I'm trying to understand the dependence of a function $\hat{f}$ selected by empirical risk minimization (ERM) on its finite sample $S$.
Suppose we have a dataset $S = \{s_i\}_{i=1}^m$ with $s_i := (x_i,y_i) \sim P$. Then for any $\hat{f}$ such that $$\mathcal{E}_{true}[\hat{f}] := \mathbb{E}_{(x,y)\sim p} [\mathbb{I}_{\{\hat{f}(x)\not=y\}}] = \pi,$$ we have that $e_{\hat{f}}(s) := \mathbb{I}_{\{\hat{f}(x)\not=y\}}$ is a random variable with $e_{\hat{f}}(s) \sim \text{Bernoulli}(\pi)$.
However, if we choose $\hat{f} \in \mathcal{F}$ according to some empirical risk minimization framework for a finite sample $S$, then we no longer have $e_{\hat{f}}(s) \sim \text{Bernoulli}(\pi)$ because $e_{\hat{f}}(s)$ depends on $S$ through choice of $\hat{f}$.

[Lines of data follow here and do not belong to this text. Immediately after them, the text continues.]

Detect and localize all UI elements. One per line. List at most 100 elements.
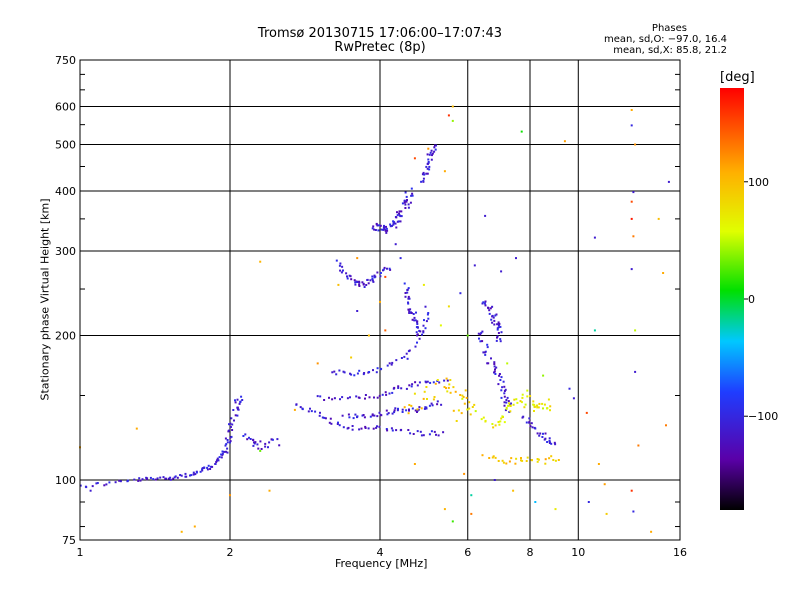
scatter-point	[373, 228, 376, 231]
scatter-point	[351, 428, 354, 431]
scatter-point	[483, 302, 486, 305]
scatter-point	[321, 416, 324, 419]
scatter-point	[434, 382, 437, 385]
scatter-point	[347, 426, 350, 429]
scatter-point	[397, 385, 400, 388]
scatter-point	[358, 283, 361, 286]
scatter-point	[536, 460, 539, 463]
scatter-point	[632, 235, 635, 238]
scatter-point	[229, 440, 232, 443]
scatter-point	[400, 210, 403, 213]
scatter-point	[411, 318, 414, 321]
x-tick-label: 2	[227, 546, 234, 559]
scatter-point	[388, 267, 391, 270]
scatter-point	[451, 520, 454, 523]
scatter-point	[632, 510, 635, 513]
scatter-point	[542, 374, 545, 377]
scatter-point	[496, 335, 499, 338]
scatter-point	[396, 214, 399, 217]
scatter-point	[397, 387, 400, 389]
scatter-point	[533, 410, 535, 412]
scatter-point	[404, 203, 407, 206]
scatter-point	[498, 374, 501, 377]
x-tick-label: 10	[571, 546, 585, 559]
scatter-point	[226, 439, 229, 441]
scatter-point	[89, 489, 92, 492]
scatter-point	[535, 404, 538, 407]
scatter-point	[363, 416, 366, 419]
y-tick-label: 75	[62, 534, 76, 547]
scatter-point	[498, 322, 501, 325]
scatter-point	[271, 438, 274, 441]
scatter-point	[466, 334, 469, 337]
scatter-point	[398, 210, 401, 213]
scatter-point	[316, 395, 319, 398]
scatter-point	[546, 441, 549, 443]
scatter-point	[369, 279, 372, 282]
scatter-point	[432, 381, 435, 384]
scatter-point	[420, 434, 423, 437]
scatter-point	[383, 266, 386, 269]
scatter-point	[630, 124, 633, 127]
scatter-point	[385, 231, 388, 234]
scatter-point	[436, 403, 439, 406]
scatter-point	[400, 357, 403, 359]
scatter-point	[526, 456, 529, 459]
scatter-point	[403, 199, 406, 202]
scatter-point	[514, 462, 517, 465]
scatter-point	[404, 295, 407, 298]
scatter-point	[180, 530, 183, 533]
scatter-point	[211, 465, 214, 468]
scatter-point	[420, 180, 423, 183]
scatter-point	[244, 433, 247, 436]
scatter-point	[492, 455, 495, 458]
scatter-point	[433, 150, 436, 153]
scatter-point	[407, 412, 410, 415]
scatter-point	[192, 471, 195, 474]
scatter-point	[223, 450, 226, 453]
scatter-point	[416, 384, 419, 387]
scatter-point	[525, 460, 528, 462]
scatter-points	[79, 105, 670, 533]
scatter-point	[529, 425, 532, 428]
scatter-point	[337, 283, 340, 286]
scatter-point	[393, 411, 396, 414]
scatter-point	[494, 424, 497, 427]
scatter-point	[422, 434, 425, 437]
scatter-point	[630, 268, 633, 271]
scatter-point	[413, 463, 416, 465]
scatter-point	[270, 438, 273, 441]
scatter-point	[502, 461, 505, 464]
scatter-point	[394, 407, 397, 410]
scatter-point	[430, 430, 433, 433]
scatter-point	[537, 458, 540, 461]
scatter-point	[505, 407, 508, 410]
scatter-point	[260, 448, 263, 450]
scatter-point	[426, 167, 429, 170]
scatter-point	[548, 442, 551, 444]
scatter-point	[549, 405, 552, 408]
scatter-point	[541, 436, 544, 438]
scatter-point	[206, 466, 209, 469]
scatter-point	[133, 478, 136, 481]
y-tick-label: 200	[55, 330, 76, 343]
scatter-point	[295, 403, 298, 406]
scatter-point	[394, 222, 397, 225]
scatter-point	[428, 165, 431, 168]
scatter-point	[516, 401, 519, 404]
scatter-point	[231, 429, 234, 431]
scatter-point	[372, 427, 375, 430]
scatter-point	[405, 387, 408, 390]
scatter-point	[422, 171, 425, 174]
scatter-point	[407, 308, 410, 311]
scatter-point	[416, 411, 418, 413]
scatter-point	[503, 390, 506, 392]
scatter-point	[430, 402, 433, 405]
scatter-point	[335, 373, 338, 376]
scatter-point	[253, 442, 256, 445]
scatter-point	[410, 194, 413, 197]
colorbar-tick-label: 100	[748, 176, 769, 189]
scatter-point	[466, 408, 469, 411]
scatter-point	[396, 409, 399, 412]
scatter-point	[630, 200, 633, 203]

Can you help me clarify why $e_{\hat{f}}(s) \sim \text{Bernoulli}(\pi)$ doesn't hold in this case? I know that it has to do with using $S$ to both estimate $\hat{f}$ and estimate the error, but the details are eluding me (so I'm probably missing a fundamental probability explanation). It feels weird to me because for any given $f$ with $\mathcal{E}_{true}[f]=\pi$, we do have $e_{f}(s) \sim \text{Bern}(\pi)$.
Further, if we knew how $e_{\hat{f}}(s)$ were distributed in the case where $\hat{f}$ came from ERM, could we come up with better bounds than using the union bound?
I think there is an error in the first display in your question.
$E_{x,y}(1(\hat f(x) \neq y)) $ is still a random variable, since $\hat f$ is estimated from data. So it cannot equal a number $\pi$.